また、この風習は6月29日から数日間の天気を知る方法としても使われていました。畑で豊かな実りを得るため、ひいては船乗りや農民が一家の糧を得るうえでも、天候というのはきわめて重要な指標だったのです。
船の帆が大きく開いていれば晴れが続き、帆の幅が狭く上を向いていたら雨になる、と言われています。帆船の形が良ければその年は豊作になるので、船の形が立派であればあるほど「吉兆」の度合いも増すのだとか。
一方、表面に付いた泡は、全般的な繁栄を表します。
ここで解説とネタバレをしておきましょう。言い伝えによると、マストと帆のある船を考案したのがこの聖ペテロだと言われています。科学的に説明すると、特にこの時期には昼夜の寒暖差が非常に顕著になりますが、寒暖差によって卵白の状態が変化し、水よりも密度が高くなったり低くなったりするわけです。夕方と朝には気温が高く、夜には冷えることにより、卵白が沈んだり浮かんだりする、という仕組みです。

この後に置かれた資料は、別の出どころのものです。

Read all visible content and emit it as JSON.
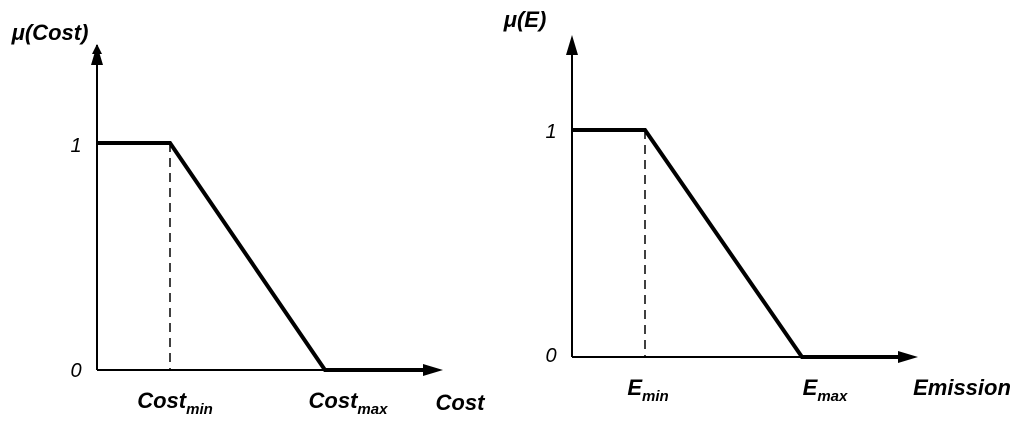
{
  "panels": [
    {
      "y_label": "μ(Cost)",
      "x_label": "Cost",
      "y_ticks": [
        "1",
        "0"
      ],
      "x_ticks": [
        {
          "base": "Cost",
          "sub": "min"
        },
        {
          "base": "Cost",
          "sub": "max"
        }
      ]
    },
    {
      "y_label": "μ(E)",
      "x_label": "Emission",
      "y_ticks": [
        "1",
        "0"
      ],
      "x_ticks": [
        {
          "base": "E",
          "sub": "min"
        },
        {
          "base": "E",
          "sub": "max"
        }
      ]
    }
  ]
}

基本的に、卵白は夜の間は冷気により底に沈んでマスト部分を形作り、朝になって気温が再び上昇すると、卵白はゆっくりと上昇して帆の形になるのです。
お年寄りたちによると、容器を芝生や野菜畑に置くとより実験がうまくいくのだとか。窓辺やバルコニーに置くと外気の影響が小さくなるため、外気に合わせて温度が変化する土の上が良いのだそうです。
聖ペテロの帆船
ジェノヴァにはこの聖ペテロに捧げられた教会があり、元々は猟師だったこの聖人にふさわしく、海が見える場所に佇んでいます。
この地域では、歴史あるフィエラ・ディ・サン・ピエトロが開かれています。この色鮮やかなマーケットには骨とう品やお菓子、おもちゃ、ビンテージ品などさまざまな商品を販売する露店が立ち並びます。
また、ここの庭園は6月29日の夜に打ち上げられる花火をながめるのに最高のスポットです。
今年は花火こそ見ませんでしたが、この伝統の「帆船」行事は実行しました。
帆船の形をうまく解釈できたためしはないけれど、地元に伝わる良き風習でもあるし、幼い息子も喜ぶので、ただシンプルにやろうと決めた次第です。